Una familia cuida la tumba de un pariente cerca del campamento de Goma, donde viven Kanyamanza y las otras mujeres.
Un portavoz de USAID dice que la agencia espera lanzar un proyecto de cinco años y 15 millones de dólares centrado en contrarrestar la violencia de género en el este del Congo a principios del próximo año, y mientras tanto continúa ofreciendo servicios a mujeres vulnerables a través de sus otros proyectos humanitarios. La agencia dice que está proporcionando 838 millones de dólares en asistencia para el Congo en el año fiscal actual, aunque algunos pagos pueden retrasarse. Gran parte de los fondos se destinan a la ayuda alimentaria, la atención sanitaria, el agua potable y el saneamiento, así como a la educación.
«Prevenir y responder [a la violencia de género] sigue siendo una de las principales prioridades de la administración Biden-Harris y del gobierno de Estados Unidos en su conjunto», dijo el portavoz.

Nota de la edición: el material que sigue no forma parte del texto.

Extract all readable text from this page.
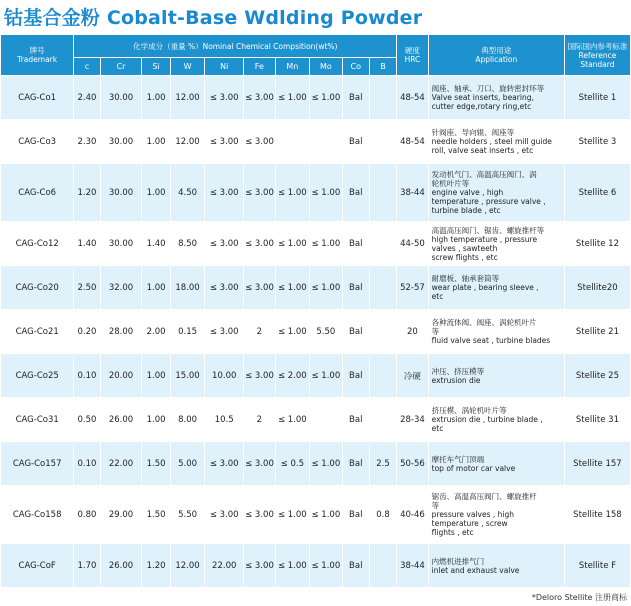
钴基合金粉 Cobalt-Base Wdlding Powder
牌号
Trademark	化学成分（重量 %）Nominal Chemical Compsition(wt%)										硬度
HRC	典型用途
Application	国际国内参考标准
Reference
Standard
	c	Cr	Si	W	Ni	Fe	Mn	Mo	Co	B			
CAG-Co1	2.40	30.00	1.00	12.00	≤ 3.00	≤ 3.00	≤ 1.00	≤ 1.00	Bal		48-54	阀座、轴承、刀口、旋转密封环等
Valve seat inserts, bearing,
cutter edge,rotary ring,etc	Stellite 1
CAG-Co3	2.30	30.00	1.00	12.00	≤ 3.00	≤ 3.00			Bal		48-54	针阀座、导向辊、阀座等
needle holders , steel mill guide
roll, valve seat inserts , etc	Stellite 3
CAG-Co6	1.20	30.00	1.00	4.50	≤ 3.00	≤ 3.00	≤ 1.00	≤ 1.00	Bal		38-44	发动机气门、高温高压阀门、涡
轮机叶片等
engine valve , high
temperature , pressure valve ,
turbine blade , etc	Stellite 6
CAG-Co12	1.40	30.00	1.40	8.50	≤ 3.00	≤ 3.00	≤ 1.00	≤ 1.00	Bal		44-50	高温高压阀门、锯齿、螺旋推杆等
high temperature , pressure
valves , sawteeth
screw flights , etc	Stellite 12
CAG-Co20	2.50	32.00	1.00	18.00	≤ 3.00	≤ 3.00	≤ 1.00	≤ 1.00	Bal		52-57	耐磨板、轴承套筒等
wear plate , bearing sleeve ,
etc	Stellite20
CAG-Co21	0.20	28.00	2.00	0.15	≤ 3.00	2	≤ 1.00	5.50	Bal		20	各种流体阀、阀座、涡轮机叶片
等
fluid valve seat , turbine blades	Stellite 21
CAG-Co25	0.10	20.00	1.00	15.00	10.00	≤ 3.00	≤ 2.00	≤ 1.00	Bal		冷硬	冲压、挤压模等
extrusion die	Stellite 25
CAG-Co31	0.50	26.00	1.00	8.00	10.5	2	≤ 1.00		Bal		28-34	挤压模、涡轮机叶片等
extrusion die , turbine blade ,
etc	Stellite 31
CAG-Co157	0.10	22.00	1.50	5.00	≤ 3.00	≤ 3.00	≤ 0.5	≤ 1.00	Bal	2.5	50-56	摩托车气门顶端
top of motor car valve	Stellite 157
CAG-Co158	0.80	29.00	1.50	5.50	≤ 3.00	≤ 3.00	≤ 1.00	≤ 1.00	Bal	0.8	40-46	锯齿、高温高压阀门、螺旋推杆
等
pressure valves , high
temperature , screw
flights , etc	Stellite 158
CAG-CoF	1.70	26.00	1.20	12.00	22.00	≤ 3.00	≤ 1.00	≤ 1.00	Bal		38-44	内燃机进排气门
inlet and exhaust valve	Stellite F
*Deloro Stellite 注册商标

Una portavoz del Banco Mundial dijo que la organización está trabajando con el gobierno congoleño para abordar la violencia sexual a través de otros proyectos y está preocupada por el aumento de las agresiones.
También hay déficits de financiación para la asistencia humanitaria en general, incluida la ayuda alimentaria y la protección de la población civil. La Oficina de las Naciones Unidas para la Coordinación de Asuntos Humanitarios (OCHA, por sus siglas en inglés) dice que los donantes internacionales han proporcionado solo 908,5 millones de dólares de los 2.600 millones que necesita para el Congo en 2024. La financiación disponible se está estirando aún más debido a un brote creciente del virus de la viruela símica que se ha estado propagando en los campamentos de desplazados.
Kanyamanza y las otras mujeres han estado asistiendo a terapia de grupo en un centro financiado por el Fondo de las Naciones Unidas para la Infancia, pero el personal dice que hay poco que puedan hacer para protegerlas de más ataques.
La propia Kanyamanza ve dos soluciones a la violencia. «Si la guerra termina, no tendré que ser violada nunca más», dice. «O si conseguimos comida. Entonces tampoco tengo que ser violada nunca más».
En el campamento de Kanyaruchinya, las niñas juegan en el patio de un pequeño centro de apoyo para mujeres y niños.